Quant à son avenir, elle le prépare depuis son arrivée en France au début des années 90. Heures de ménages, travaux de couture, cuisine à domicile pour des réceptions privées : elle n’a cessé de cumuler les petits jobs sur son (peu de) temps libre, pour ainsi s’assurer une retraite paisible au Portugal, son pays d’origine. “Jamais je ne pourrai songer à partir à la retraite dans deux ans si je devais la passer en France”, assure celle qui a depuis acquis la double nationalité.
La peur de commettre l’irréparable
La retraite ? Julie*, 36 ans n’y pense même pas. “J’ai aucune idée de ce que je ferai à 60 ans ! Mais une chose est sûre : je ferai un métier différent.”
Aide-soignante dans une maison de retraite à ses débuts, elle devient par la suite auxiliaire de puériculture pendant une dizaine d’années, avant de faire un burn-out et un abandon de poste.
« Que ce soit dans le privé ou dans le public, il y a un manque de personnel effarant qui fait que l’on doit subir au quotidien. Tu sais jamais comment va se dérouler la journée, c’est complètement la pagaille. On n’est pas écouté, pas soutenu et sans cesse pressurisé avec des questions de rendements, des objectifs de profits qui, dans le fond, n’ont rien à voir avec notre métier », raconte celle qui a noté une dégradation sensible de ses conditions de travail en moins d’une décennie.
“Le bien-être, des employées comme des enfants, passait clairement après. C’est vraiment marche ou crève.
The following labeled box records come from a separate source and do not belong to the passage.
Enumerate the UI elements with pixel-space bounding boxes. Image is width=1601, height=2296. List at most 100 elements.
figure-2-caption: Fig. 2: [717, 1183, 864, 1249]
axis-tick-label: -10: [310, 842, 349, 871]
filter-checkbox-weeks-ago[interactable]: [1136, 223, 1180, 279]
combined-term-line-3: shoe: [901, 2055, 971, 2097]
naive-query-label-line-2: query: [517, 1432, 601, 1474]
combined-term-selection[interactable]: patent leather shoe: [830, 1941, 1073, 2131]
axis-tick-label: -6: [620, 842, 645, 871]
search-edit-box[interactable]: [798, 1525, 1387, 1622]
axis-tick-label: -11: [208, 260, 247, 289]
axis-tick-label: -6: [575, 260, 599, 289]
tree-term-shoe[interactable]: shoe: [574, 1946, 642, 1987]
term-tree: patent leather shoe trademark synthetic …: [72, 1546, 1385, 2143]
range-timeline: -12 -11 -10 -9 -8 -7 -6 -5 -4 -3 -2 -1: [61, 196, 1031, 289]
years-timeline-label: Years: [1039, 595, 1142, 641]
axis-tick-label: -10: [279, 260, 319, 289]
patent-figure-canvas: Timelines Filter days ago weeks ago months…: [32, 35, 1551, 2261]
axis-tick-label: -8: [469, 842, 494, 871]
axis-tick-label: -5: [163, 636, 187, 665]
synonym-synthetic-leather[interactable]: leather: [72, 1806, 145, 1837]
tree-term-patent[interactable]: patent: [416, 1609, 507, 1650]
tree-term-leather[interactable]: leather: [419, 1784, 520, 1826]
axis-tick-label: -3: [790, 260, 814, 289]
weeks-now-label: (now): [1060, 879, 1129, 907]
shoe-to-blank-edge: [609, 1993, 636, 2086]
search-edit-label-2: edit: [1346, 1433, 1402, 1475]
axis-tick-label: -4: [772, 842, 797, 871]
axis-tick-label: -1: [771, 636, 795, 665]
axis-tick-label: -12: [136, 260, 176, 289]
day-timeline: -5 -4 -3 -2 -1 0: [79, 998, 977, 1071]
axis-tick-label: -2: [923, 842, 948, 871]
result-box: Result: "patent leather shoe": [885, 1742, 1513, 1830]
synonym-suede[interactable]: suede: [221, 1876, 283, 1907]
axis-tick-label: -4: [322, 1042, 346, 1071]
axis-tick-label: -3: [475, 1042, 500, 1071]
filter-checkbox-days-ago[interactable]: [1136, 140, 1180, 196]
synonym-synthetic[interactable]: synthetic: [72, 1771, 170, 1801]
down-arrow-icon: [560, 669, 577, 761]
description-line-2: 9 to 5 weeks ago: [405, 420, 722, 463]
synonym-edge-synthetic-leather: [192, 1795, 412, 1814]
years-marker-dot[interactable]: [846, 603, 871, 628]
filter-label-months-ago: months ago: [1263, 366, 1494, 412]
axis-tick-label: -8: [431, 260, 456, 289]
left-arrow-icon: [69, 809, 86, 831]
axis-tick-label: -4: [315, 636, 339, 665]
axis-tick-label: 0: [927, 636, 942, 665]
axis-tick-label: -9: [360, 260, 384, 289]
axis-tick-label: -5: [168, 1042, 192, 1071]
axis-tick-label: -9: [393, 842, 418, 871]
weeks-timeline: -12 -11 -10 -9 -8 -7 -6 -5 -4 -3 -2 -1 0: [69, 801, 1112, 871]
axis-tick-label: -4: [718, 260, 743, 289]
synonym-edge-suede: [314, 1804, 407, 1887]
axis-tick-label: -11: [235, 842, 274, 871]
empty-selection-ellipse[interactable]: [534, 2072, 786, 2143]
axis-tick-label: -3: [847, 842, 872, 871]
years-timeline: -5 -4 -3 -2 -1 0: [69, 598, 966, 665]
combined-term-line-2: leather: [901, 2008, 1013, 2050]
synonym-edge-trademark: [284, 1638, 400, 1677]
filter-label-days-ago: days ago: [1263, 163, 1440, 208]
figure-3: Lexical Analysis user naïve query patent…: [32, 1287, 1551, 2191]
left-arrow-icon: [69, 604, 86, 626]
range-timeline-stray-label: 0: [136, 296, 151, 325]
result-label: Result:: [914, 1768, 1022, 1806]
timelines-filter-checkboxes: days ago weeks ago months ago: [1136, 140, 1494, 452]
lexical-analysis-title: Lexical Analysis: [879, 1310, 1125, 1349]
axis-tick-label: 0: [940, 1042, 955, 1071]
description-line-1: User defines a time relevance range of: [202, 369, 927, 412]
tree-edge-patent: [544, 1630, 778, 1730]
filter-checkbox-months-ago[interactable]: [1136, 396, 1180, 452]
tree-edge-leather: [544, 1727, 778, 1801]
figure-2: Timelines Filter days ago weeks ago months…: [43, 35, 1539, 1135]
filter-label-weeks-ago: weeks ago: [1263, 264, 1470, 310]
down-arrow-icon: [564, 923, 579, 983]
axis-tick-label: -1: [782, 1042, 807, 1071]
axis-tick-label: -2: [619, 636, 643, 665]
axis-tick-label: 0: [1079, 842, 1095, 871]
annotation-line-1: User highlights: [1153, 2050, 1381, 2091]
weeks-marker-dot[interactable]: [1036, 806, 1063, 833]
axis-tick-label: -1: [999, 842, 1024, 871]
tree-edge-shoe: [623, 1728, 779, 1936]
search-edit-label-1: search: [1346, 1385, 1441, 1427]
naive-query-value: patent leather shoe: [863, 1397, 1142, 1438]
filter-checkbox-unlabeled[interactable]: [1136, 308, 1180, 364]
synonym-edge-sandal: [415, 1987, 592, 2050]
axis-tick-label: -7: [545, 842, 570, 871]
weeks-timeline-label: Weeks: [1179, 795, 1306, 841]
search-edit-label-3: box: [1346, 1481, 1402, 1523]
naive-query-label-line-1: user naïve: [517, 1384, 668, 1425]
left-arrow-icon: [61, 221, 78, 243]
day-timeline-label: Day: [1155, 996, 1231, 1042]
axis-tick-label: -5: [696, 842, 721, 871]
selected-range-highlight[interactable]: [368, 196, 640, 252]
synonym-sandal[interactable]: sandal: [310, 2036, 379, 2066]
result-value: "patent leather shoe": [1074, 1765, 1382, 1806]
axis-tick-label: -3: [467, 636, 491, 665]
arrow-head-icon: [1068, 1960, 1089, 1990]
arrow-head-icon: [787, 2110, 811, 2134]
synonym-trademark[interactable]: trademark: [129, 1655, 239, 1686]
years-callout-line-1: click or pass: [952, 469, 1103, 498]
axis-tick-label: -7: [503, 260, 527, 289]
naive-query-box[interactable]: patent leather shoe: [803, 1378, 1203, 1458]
Un jour, je me suis retrouvée toute seule avec une douzaine de bébés à gérer pendant deux heures. Forcément, il y a eu des morsures, des cris, des pleurs… C’était juste horrible !”, poursuit-elle, décrivant un stress épuisant qui, malgré l’esprit de solidarité de ses collègues elles-mêmes surchargées de travail, a failli un jour la conduire au drame.
“Un jour, un enfant n’arrêtait pas d’essayer de mordre ses petits camarades. Excédée, je l’ai réprimandé sèchement en lui tenant la mâchoire. Je ne me suis pas reconnue. J’ai donc décidé de partir au plus vite. C’était ça ou je faisais une connerie”, se souvient-elle, mentionnant également des lombalgies à répétition qui l’ont conduite à des arrêts de travail de plusieurs jours mais aussi la fatigue d’horaires à rallonge lié au manque de personnel et un trajet en transports en commun éprouvant.
“Je ne voyais même plus ma fille qui était encore toute petite”.
Aujourd’hui salariée d’un foyer d’aide aux personnes âgées, elle poursuit sa carrière au service des autres tout en sachant pertinemment qu’elle ne pourra pas le faire toute sa vie. “Je suis certes encore jeune, mais c’est très physique. Et avec mes problèmes de dos, je sais que je ne vais pas faire long feu”, souligne celle qui ne se fait pas d’illusions sur la possibilité même de partir un jour en retraite.
*Le prénom a été modifié sur demande.